Neue Wegeverbindung soll Gärten der Welt besser an den Nahverkehr anbinden
Die Grün Berlin GmbH beginnt mit dem Bau der Kienbergterrassen am Südhang des rund 100 Meter hohen Kienbergs. Die neue Anlage ist Teil eines Panoramaweges, der künftig vom Eingang des IGA-Geländes an der U-Bahn-Station „Neue Grottkauer Straße“ entlang des Wuhletals bis zu den Gärten der Welt führen wird.
Mit der neuen Wegeverbindung soll die Erreichbarkeit der Parkanlage über den öffentlichen Nahverkehr deutlich verbessert werden. Besucher gelangen künftig schneller vom Berliner Zentrum zu den Gärten der Welt. Perspektivisch soll insbesondere die Verlängerung der U-Bahn-Linie 5 bis zum Hauptbahnhof die direkte Anbindung an die Innenstadt stärken.

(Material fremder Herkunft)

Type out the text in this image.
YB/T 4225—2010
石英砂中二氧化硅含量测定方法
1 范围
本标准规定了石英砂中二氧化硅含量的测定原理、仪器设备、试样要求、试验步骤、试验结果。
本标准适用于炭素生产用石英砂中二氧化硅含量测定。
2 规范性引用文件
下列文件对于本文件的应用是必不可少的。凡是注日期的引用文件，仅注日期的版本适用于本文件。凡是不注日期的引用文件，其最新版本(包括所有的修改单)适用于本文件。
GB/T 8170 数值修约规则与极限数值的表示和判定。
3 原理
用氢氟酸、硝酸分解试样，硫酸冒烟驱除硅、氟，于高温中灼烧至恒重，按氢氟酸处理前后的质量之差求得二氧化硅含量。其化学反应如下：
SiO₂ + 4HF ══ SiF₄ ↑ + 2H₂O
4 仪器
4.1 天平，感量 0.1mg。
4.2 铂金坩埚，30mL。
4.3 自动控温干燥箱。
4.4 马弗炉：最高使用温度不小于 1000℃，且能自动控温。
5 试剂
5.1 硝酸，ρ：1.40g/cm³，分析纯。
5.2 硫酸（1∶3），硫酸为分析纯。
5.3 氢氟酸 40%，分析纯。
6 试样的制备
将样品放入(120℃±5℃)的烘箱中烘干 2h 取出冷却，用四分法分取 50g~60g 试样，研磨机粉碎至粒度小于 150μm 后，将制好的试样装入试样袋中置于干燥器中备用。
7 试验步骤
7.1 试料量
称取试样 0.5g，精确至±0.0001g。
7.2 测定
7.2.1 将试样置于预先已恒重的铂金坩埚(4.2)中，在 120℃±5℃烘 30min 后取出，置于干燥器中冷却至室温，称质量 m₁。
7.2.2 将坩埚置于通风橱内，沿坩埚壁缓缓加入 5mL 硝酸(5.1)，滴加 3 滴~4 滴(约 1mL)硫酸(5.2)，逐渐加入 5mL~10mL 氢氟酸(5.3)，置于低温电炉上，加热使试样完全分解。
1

Terrassenlandschaft mit Natursteinmauern und Streuobstwiesen
Am sonnenreichen Südhang des Kienbergs entstehen zwei parallel verlaufende Wege auf unterschiedlichen Höhenlagen. Die Wege führen künftig entlang von Streuobstwiesen und offenen Wiesenflächen. Zusätzlich wird der Hang mit Natursteinmauern terrassiert und über Treppen miteinander verbunden.
Kleine Aufenthaltsbereiche entlang des rund 500 Meter langen Weges sollen zum Verweilen einladen und Ausblicke auf die Landschaft ermöglichen. Die Terrassen reichen etwa 30 Meter den Hang hinauf und gehen anschließend in den vorhandenen Waldbereich über.
Die gesamte Wegeverbindung wird barrierefrei ausgeführt. Damit soll sie sowohl für Familien mit Kinderwagen als auch für Menschen mit eingeschränkter Mobilität nutzbar sein.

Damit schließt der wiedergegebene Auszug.